AJUFE é a Associação de Juízes Federais do Brasil. Um grupo muito poderoso cujos membros integram o 1% mais rico da população brasileira, além de possuírem um invejável poder de lobby. Recentemente, a AJUFE deu mais uma demonstração do seu poder. Em liminar concedida pelo juiz federal Renato Borelli, a associação conseguiu suspender um importante trecho da reforma previdenciária sancionada em novembro passado.
A reforma aprovada no ano passado previa um regime de alíquotas progressivas para a contribuição previdenciária dos servidores. Traduzindo do economês para o português, isso significa que quem ganha mais contribuiria mais para a previdência. Quanto maior o salário do servidor, maior a alíquota de contribuição.
Antes da reforma, a contribuição dos servidores era equivalente a 11% do salário integral, no caso de quem entrou no serviço público antes de 2013, ou 11% do teto do INSS, no caso de quem entrou depois.
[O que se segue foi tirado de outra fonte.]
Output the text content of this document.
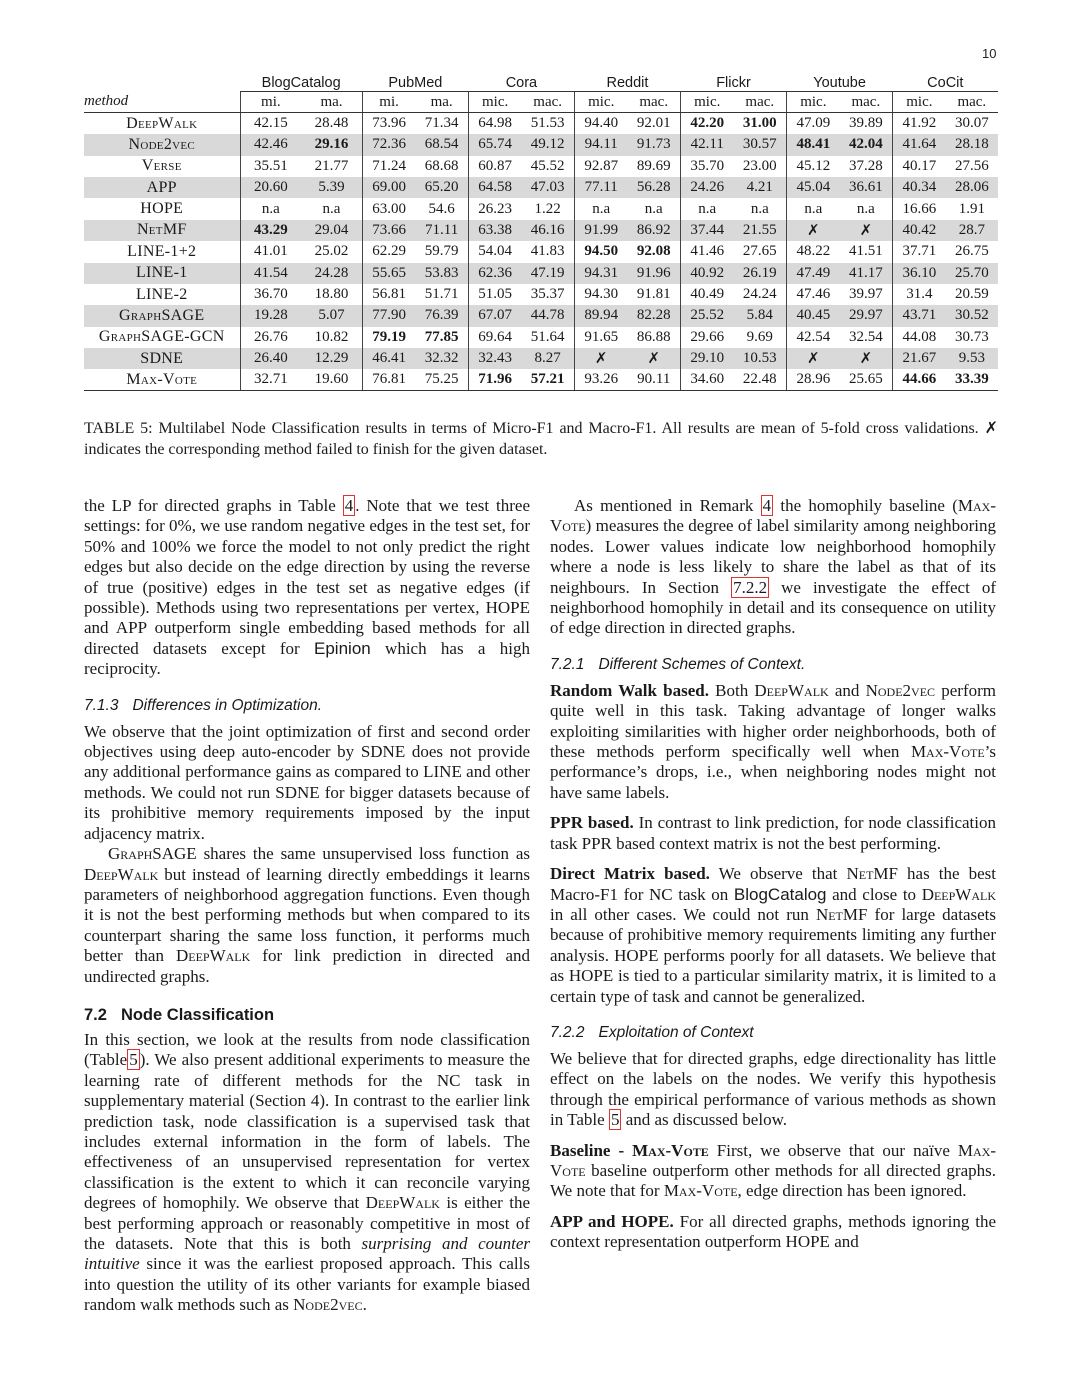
10
	BlogCatalog		PubMed		Cora		Reddit		Flickr		Youtube		CoCit	
method	mi.	ma.	mi.	ma.	mic.	mac.	mic.	mac.	mic.	mac.	mic.	mac.	mic.	mac.
DeepWalk	42.15	28.48	73.96	71.34	64.98	51.53	94.40	92.01	42.20	31.00	47.09	39.89	41.92	30.07
Node2vec	42.46	29.16	72.36	68.54	65.74	49.12	94.11	91.73	42.11	30.57	48.41	42.04	41.64	28.18
Verse	35.51	21.77	71.24	68.68	60.87	45.52	92.87	89.69	35.70	23.00	45.12	37.28	40.17	27.56
APP	20.60	5.39	69.00	65.20	64.58	47.03	77.11	56.28	24.26	4.21	45.04	36.61	40.34	28.06
HOPE	n.a	n.a	63.00	54.6	26.23	1.22	n.a	n.a	n.a	n.a	n.a	n.a	16.66	1.91
NetMF	43.29	29.04	73.66	71.11	63.38	46.16	91.99	86.92	37.44	21.55	✗	✗	40.42	28.7
LINE-1+2	41.01	25.02	62.29	59.79	54.04	41.83	94.50	92.08	41.46	27.65	48.22	41.51	37.71	26.75
LINE-1	41.54	24.28	55.65	53.83	62.36	47.19	94.31	91.96	40.92	26.19	47.49	41.17	36.10	25.70
LINE-2	36.70	18.80	56.81	51.71	51.05	35.37	94.30	91.81	40.49	24.24	47.46	39.97	31.4	20.59
GraphSAGE	19.28	5.07	77.90	76.39	67.07	44.78	89.94	82.28	25.52	5.84	40.45	29.97	43.71	30.52
GraphSAGE-GCN	26.76	10.82	79.19	77.85	69.64	51.64	91.65	86.88	29.66	9.69	42.54	32.54	44.08	30.73
SDNE	26.40	12.29	46.41	32.32	32.43	8.27	✗	✗	29.10	10.53	✗	✗	21.67	9.53
Max-Vote	32.71	19.60	76.81	75.25	71.96	57.21	93.26	90.11	34.60	22.48	28.96	25.65	44.66	33.39
TABLE 5: Multilabel Node Classification results in terms of Micro-F1 and Macro-F1. All results are mean of 5-fold cross validations. ✗ indicates the corresponding method failed to finish for the given dataset.

the LP for directed graphs in Table 4 . Note that we test three settings: for 0%, we use random negative edges in the test set, for 50% and 100% we force the model to not only predict the right edges but also decide on the edge direction by using the reverse of true (positive) edges in the test set as negative edges (if possible). Methods using two representations per vertex, HOPE and APP outperform single embedding based methods for all directed datasets except for Epinion which has a high reciprocity.

7.1.3 Differences in Optimization.

We observe that the joint optimization of first and second order objectives using deep auto-encoder by SDNE does not provide any additional performance gains as compared to LINE and other methods. We could not run SDNE for bigger datasets because of its prohibitive memory requirements imposed by the input adjacency matrix.

GraphSAGE shares the same unsupervised loss function as DeepWalk but instead of learning directly embeddings it learns parameters of neighborhood aggregation functions. Even though it is not the best performing methods but when compared to its counterpart sharing the same loss function, it performs much better than DeepWalk for link prediction in directed and undirected graphs.

7.2 Node Classification

In this section, we look at the results from node classification (Table 5 ). We also present additional experiments to measure the learning rate of different methods for the NC task in supplementary material (Section 4). In contrast to the earlier link prediction task, node classification is a supervised task that includes external information in the form of labels. The effectiveness of an unsupervised representation for vertex classification is the extent to which it can reconcile varying degrees of homophily. We observe that DeepWalk is either the best performing approach or reasonably competitive in most of the datasets. Note that this is both surprising and counter intuitive since it was the earliest proposed approach. This calls into question the utility of its other variants for example biased random walk methods such as Node2vec.

As mentioned in Remark 4 the homophily baseline (Max-Vote) measures the degree of label similarity among neighboring nodes. Lower values indicate low neighborhood homophily where a node is less likely to share the label as that of its neighbours. In Section 7.2.2 we investigate the effect of neighborhood homophily in detail and its consequence on utility of edge direction in directed graphs.

7.2.1 Different Schemes of Context.

Random Walk based. Both DeepWalk and Node2vec perform quite well in this task. Taking advantage of longer walks exploiting similarities with higher order neighborhoods, both of these methods perform specifically well when Max-Vote’s performance’s drops, i.e., when neighboring nodes might not have same labels.

PPR based. In contrast to link prediction, for node classification task PPR based context matrix is not the best performing.

Direct Matrix based. We observe that NetMF has the best Macro-F1 for NC task on BlogCatalog and close to DeepWalk in all other cases. We could not run NetMF for large datasets because of prohibitive memory requirements limiting any further analysis. HOPE performs poorly for all datasets. We believe that as HOPE is tied to a particular similarity matrix, it is limited to a certain type of task and cannot be generalized.

7.2.2 Exploitation of Context

We believe that for directed graphs, edge directionality has little effect on the labels on the nodes. We verify this hypothesis through the empirical performance of various methods as shown in Table 5 and as discussed below.

Baseline - Max-Vote First, we observe that our naïve Max-Vote baseline outperform other methods for all directed graphs. We note that for Max-Vote, edge direction has been ignored.

APP and HOPE. For all directed graphs, methods ignoring the context representation outperform HOPE and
Após a reforma, cada faixa de salário paga uma alíquota diferente, que começa em 7,5% e chega a 22% na faixa de salário que exceder R$ 40797,20.
Vale lembrar que as novas alíquotas funcionam de maneira similar ao Imposto de Renda. Isto é, apesar da alíquota marginal máxima ser de 22%, esta porcentagem não incide sobre todo o salário – ou seja, não é esta a alíquota efetivamente paga pelos servidores de alta renda.
Por exemplo, um servidor com salário de R$ 22 mil teria uma alíquota marginal máxima de 19%, mas a alíquota efetivamente paga por ele (o valor da contribuição total, dividido pelo salário) está ao redor de 15%. O gráfico abaixo apresenta a alíquota efetiva paga pelo servidor (eixo vertical) conforme o salário dele (eixo horizontal).
Segundo o juiz federal Renato Borelli, esse sistema de alíquotas progressivas é inconstitucional, pois representa “confisco” da remuneração. O próprio Renato é um dos maiores beneficiários da sua decisão, que atende a um pedido dos seus colegas da AJUFE. Eis o que diz a sentença em seu argumento principal:
“Em alguns casos, a carga tributária, considerando a soma da alíquota efetiva da contribuição previdenciária com o imposto de renda incidente sobre o vencimento ou o provento, ultrapassa o percentual de 40% (quarenta por cento) da renda mensal. Feitas estas ponderações, (…) não se pode considerar razoável uma tributação que alcança quase a metade dos vencimentos ou proventos dos servidores e pensionistas.”
De acordo com o critério do juiz Renato Borelli, os seguintes países possuem um sistema tributário de caráter confiscatório: Suécia, Japão, Dinamarca, França, Áustria, Grécia, Canadá, Holanda, Israel, Finlândia, Irlanda, Alemanha, Portugal, Austrália, Bélgica, Luxemburgo, Reino Unido, Islândia, Estados Unidos, Espanha, Coreia do Sul, Itália, Eslovênia, Suíça, Noruega, Turquia e Letônia.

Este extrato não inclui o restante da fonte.